To date there are several crops that have the glyphosate-resistant genes in them: corn, soybean, cotton, canola, alfalfa, and sugarbeets that are in commercial production. Glyphosate is also widely used in the home garden as a chemical means of weed control.
The chemical does not have residual effects like many herbicides. For most crops, the label recommends about a week before replanting the area. Different formulations and crops will require variances on replanting, however. Consult the label for specifics.
Glyphosate will be broken down by sun exposure and soil microbes. When glyphosate comes into contact with soil particles, it binds to the particle where it will degrade away.
The glyphosate molecule has a high affinity for soil and will not leach through the water very easily. Also, once it is bound to the soil it becomes inert and will not have any herbicide effects on plants grown in the area because the plant will not be able to uptake the chemical in its system.
Eating genetically modified plants that contain the glyphosate resistance gene will not harm you.

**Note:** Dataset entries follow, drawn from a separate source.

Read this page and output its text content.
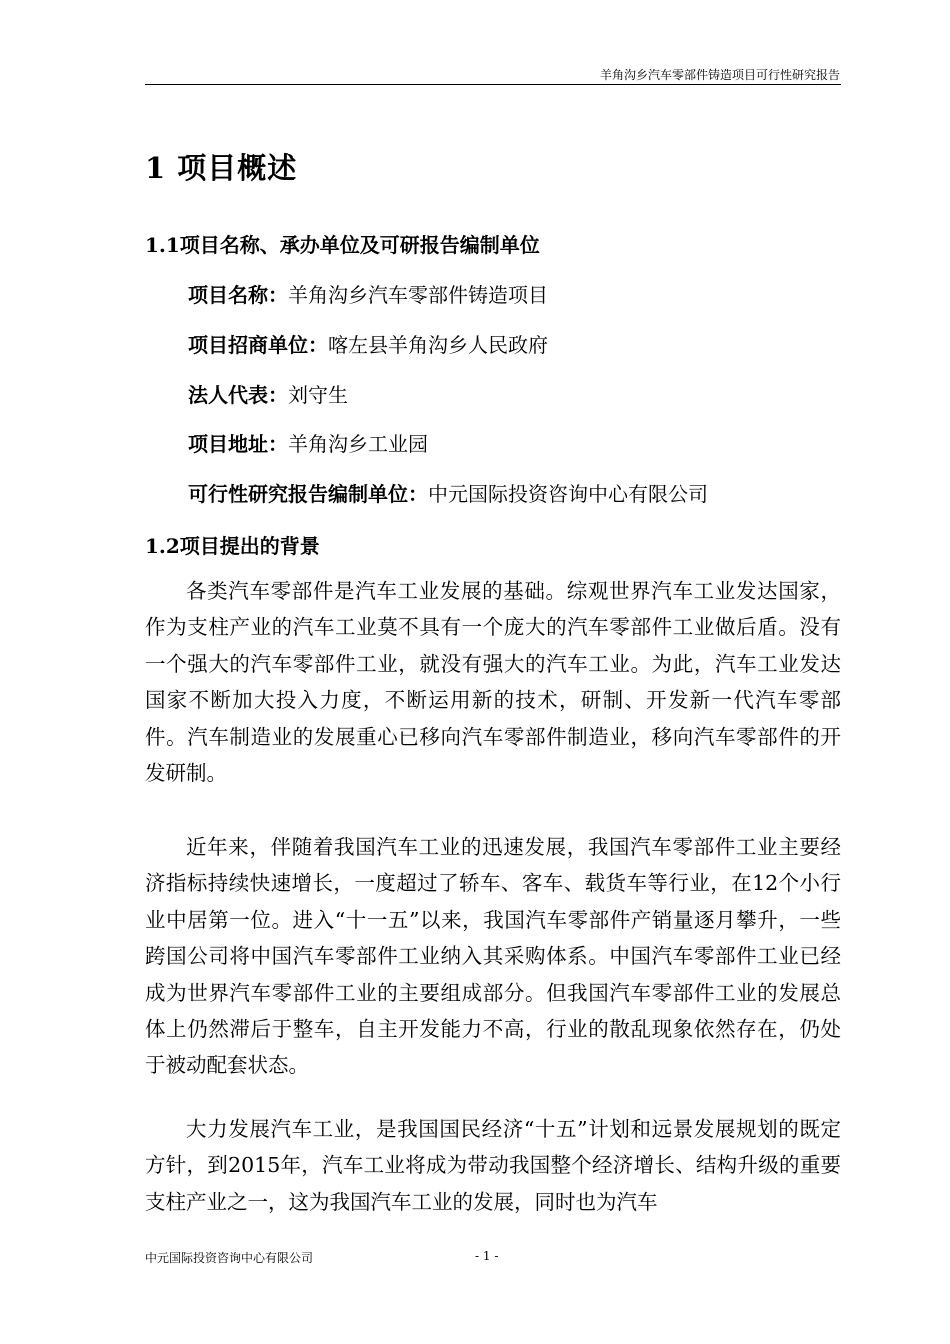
羊角沟乡汽车零部件铸造项目可行性研究报告
1 项目概述
1.1项目名称、承办单位及可研报告编制单位
项目名称：羊角沟乡汽车零部件铸造项目
项目招商单位：喀左县羊角沟乡人民政府
法人代表：刘守生
项目地址：羊角沟乡工业园
可行性研究报告编制单位：中元国际投资咨询中心有限公司
1.2项目提出的背景

各类汽车零部件是汽车工业发展的基础。综观世界汽车工业发达国家，作为支柱产业的汽车工业莫不具有一个庞大的汽车零部件工业做后盾。没有一个强大的汽车零部件工业，就没有强大的汽车工业。为此，汽车工业发达国家不断加大投入力度，不断运用新的技术，研制、开发新一代汽车零部件。汽车制造业的发展重心已移向汽车零部件制造业，移向汽车零部件的开发研制。

近年来，伴随着我国汽车工业的迅速发展，我国汽车零部件工业主要经济指标持续快速增长，一度超过了轿车、客车、载货车等行业，在12个小行业中居第一位。进入“十一五”以来，我国汽车零部件产销量逐月攀升，一些跨国公司将中国汽车零部件工业纳入其采购体系。中国汽车零部件工业已经成为世界汽车零部件工业的主要组成部分。但我国汽车零部件工业的发展总体上仍然滞后于整车，自主开发能力不高，行业的散乱现象依然存在，仍处于被动配套状态。

大力发展汽车工业，是我国国民经济“十五”计划和远景发展规划的既定方针，到2015年，汽车工业将成为带动我国整个经济增长、结构升级的重要支柱产业之一，这为我国汽车工业的发展，同时也为汽车

中元国际投资咨询中心有限公司	- 1 -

Genetic modification is a new (30 years) realm of technology that has been incorporated into modern agriculture.
Along with being a new technology, it can be used to modify food. Food is strongly tied to culture and is necessary for life.
It is expected that people will have concerns and questions. Concerns about how food is handled are why agencies like USDA, ODA, and Extension exist. In Extension, our mission is to engage and strengthen lives through research based information. Our offices are receptive to questions all over the country.